Veteran Matthew Griffin spent a lot of time experiencing destructive impact of the wars he fought in, but he still believed in positive change. He wanted to make sure something good came out of his hard experience, and find a way to give back to devastated war torn areas. In 2009, he visited a combat boot factory in Kabul and realized he had an idea to keep it running after the war; he was going to start Combat Flip Flops.
So Matthew got together with two close friends and started working on building a business that would create high-quality, all-occasion flip flops and that he could partner with organizations to provide education to Afghan girls and support veterans. With a strong social cause and a well-made product, Matthew and his team pre-sold more than 4000 pairs in the first 48 hours of their site launch and have gone on to branch out to creating apparel as well as a variety of other shoes.
His story is an inspiring case of how you can balance both profit and philanthropy, and run an impactful business.
Allow me to introduce Matthew Griffin…
—
My name is Griff and I’m the Co-founder and CEO at Combat Flip Flops.
I’m a military brat from Iowa, joined the Army in 2001, served in special operations, and conducted four tours in Iraq and Afghanistan. Post military, I started returning to war zones to start small businesses making fashion and lifestyle products.
Combat Flip Flops builds cool stuff in dangerous places. Afghanistan, Colombia, Laos, and others. We even manufacture in the U.S.. Historically, we used our sales to fund 1000+ Afghan girls in school. Now we support veteran surf organization, One More Wave.
Gen X’r that grew up with the advertising, “Be all the you can be! Get an edge on life in the Army!”, I’m a 4th generation service member that just happened to join right before the Global War on Terror. This all started on my 4th tour when I realized that as long as we continued sending troops, there would be war. It lead me to question if there was another way to stop the needless bloodshed.

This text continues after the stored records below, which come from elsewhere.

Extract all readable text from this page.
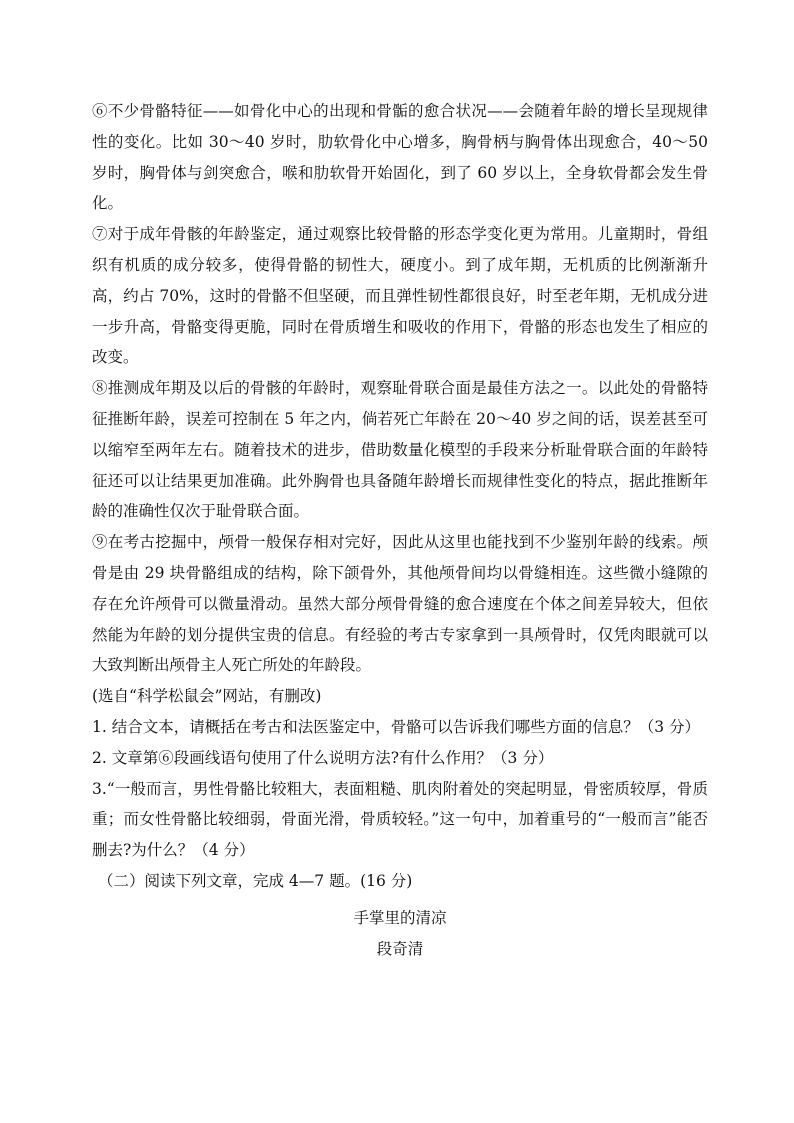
⑥不少骨骼特征——如骨化中心的出现和骨骺的愈合状况——会随着年龄的增长呈现规律性的变化。比如 30～40 岁时，肋软骨化中心增多，胸骨柄与胸骨体出现愈合，40～50 岁时，胸骨体与剑突愈合，喉和肋软骨开始固化，到了 60 岁以上，全身软骨都会发生骨化。

⑦对于成年骨骸的年龄鉴定，通过观察比较骨骼的形态学变化更为常用。儿童期时，骨组织有机质的成分较多，使得骨骼的韧性大，硬度小。到了成年期，无机质的比例渐渐升高，约占 70%，这时的骨骼不但坚硬，而且弹性韧性都很良好，时至老年期，无机成分进一步升高，骨骼变得更脆，同时在骨质增生和吸收的作用下，骨骼的形态也发生了相应的改变。

⑧推测成年期及以后的骨骸的年龄时，观察耻骨联合面是最佳方法之一。以此处的骨骼特征推断年龄，误差可控制在 5 年之内，倘若死亡年龄在 20～40 岁之间的话，误差甚至可以缩窄至两年左右。随着技术的进步，借助数量化模型的手段来分析耻骨联合面的年龄特征还可以让结果更加准确。此外胸骨也具备随年龄增长而规律性变化的特点，据此推断年龄的准确性仅次于耻骨联合面。

⑨在考古挖掘中，颅骨一般保存相对完好，因此从这里也能找到不少鉴别年龄的线索。颅骨是由 29 块骨骼组成的结构，除下颌骨外，其他颅骨间均以骨缝相连。这些微小缝隙的存在允许颅骨可以微量滑动。虽然大部分颅骨骨缝的愈合速度在个体之间差异较大，但依然能为年龄的划分提供宝贵的信息。有经验的考古专家拿到一具颅骨时，仅凭肉眼就可以大致判断出颅骨主人死亡所处的年龄段。

(选自“科学松鼠会”网站，有删改)

1. 结合文本，请概括在考古和法医鉴定中，骨骼可以告诉我们哪些方面的信息？（3 分）

2. 文章第⑥段画线语句使用了什么说明方法?有什么作用？（3 分）

3.“一般而言，男性骨骼比较粗大，表面粗糙、肌肉附着处的突起明显，骨密质较厚，骨质重；而女性骨骼比较细弱，骨面光滑，骨质较轻。”这一句中，加着重号的“一般而言”能否删去?为什么？（4 分）

（二）阅读下列文章，完成 4—7 题。(16 分)

手掌里的清凉

段奇清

4 years later (2009), I walked in a combat boot factory in Kabul, Afghanistan. Wanting to keep that factory working after the war ended, the idea of Combat Flip Flops was born. Relaxation footwear from a boot factory centered in the Graveyard of Empires – seemed like a good idea at the time.
We had no business or footwear manufacturing experience, so we reached out to friends. Through a mutual connection, we connected with a shoe designer and off-brand manufacturer in Los Angeles. They helped us with our sketches, design packets, and took them to their prototyping facility in Asia. This first step only cost a few thousand dollars and seemed like a worthy investment in product validity, materials, and overall vibe.
We had three pair of footwear made by three different factories. When the box showed up with the variety of samples, we took cell phone photos, annotated our comments and feedback, and waited for final samples to show up.
Once we had our tooling, materials, and photo samples, we built a website and started selling product. How naïve of us.
Upon launch, we sold nearly 4,000 pair in 48 hours without actually making a pair in production. Coincidentally, President Obama announced the closure of Afghan operations in 2014 and the contracts to our boot manufacturer were pulled. Thousands of people went out of work and the ability to produce in Afghanistan was lost.
Doing the next best, logical thing, we built a guerrilla flip flop factory in my garage and built our first 4,000 pairs. It was miserable, karmic, and educational at the same time.
We started on Google. You know, “how to start a company?”.
Once we read the instructions, we followed through until we had a business license, Tax ID Number, insurance, bank accounts, and all the other essentials to start a small business. Took a few weeks, but none of it was overwhelming.
After that, it was the website. We bought the lease expensive monthly plan, took product photos in the garage, and wrote all the copy.
Mind you, all this took place during the Golden Age of Social Media. We could post at 11am and all of our followers would see the post. Those platforms and our ability to connect with customers made launching the company a community experience. I miss those days.
This is the part of the interview that hurts my soul.
We’re artists. Everybody at the company is into design, music, photography, video, art. For years, we spent countless hours with epic videos, photos, and professional “branding.” It didn’t work.
Smiles, freshness, and deals work. When we changed our social media to being more entertainment than business, people started interacting. When we have new products or deals, we see the traffic and ads work as intended. Clear message, good product photo, value proposition. It’s artistically draining, but works to get new customers onboard.
The Afghan withdrawal in 2021 felt like a right cross from Tyson. It truly impacted our small business. That said, it’s not our first rodeo.
We’re growing online, on Amazon, and selling into the military exchanges. The future looks like more good work with good people.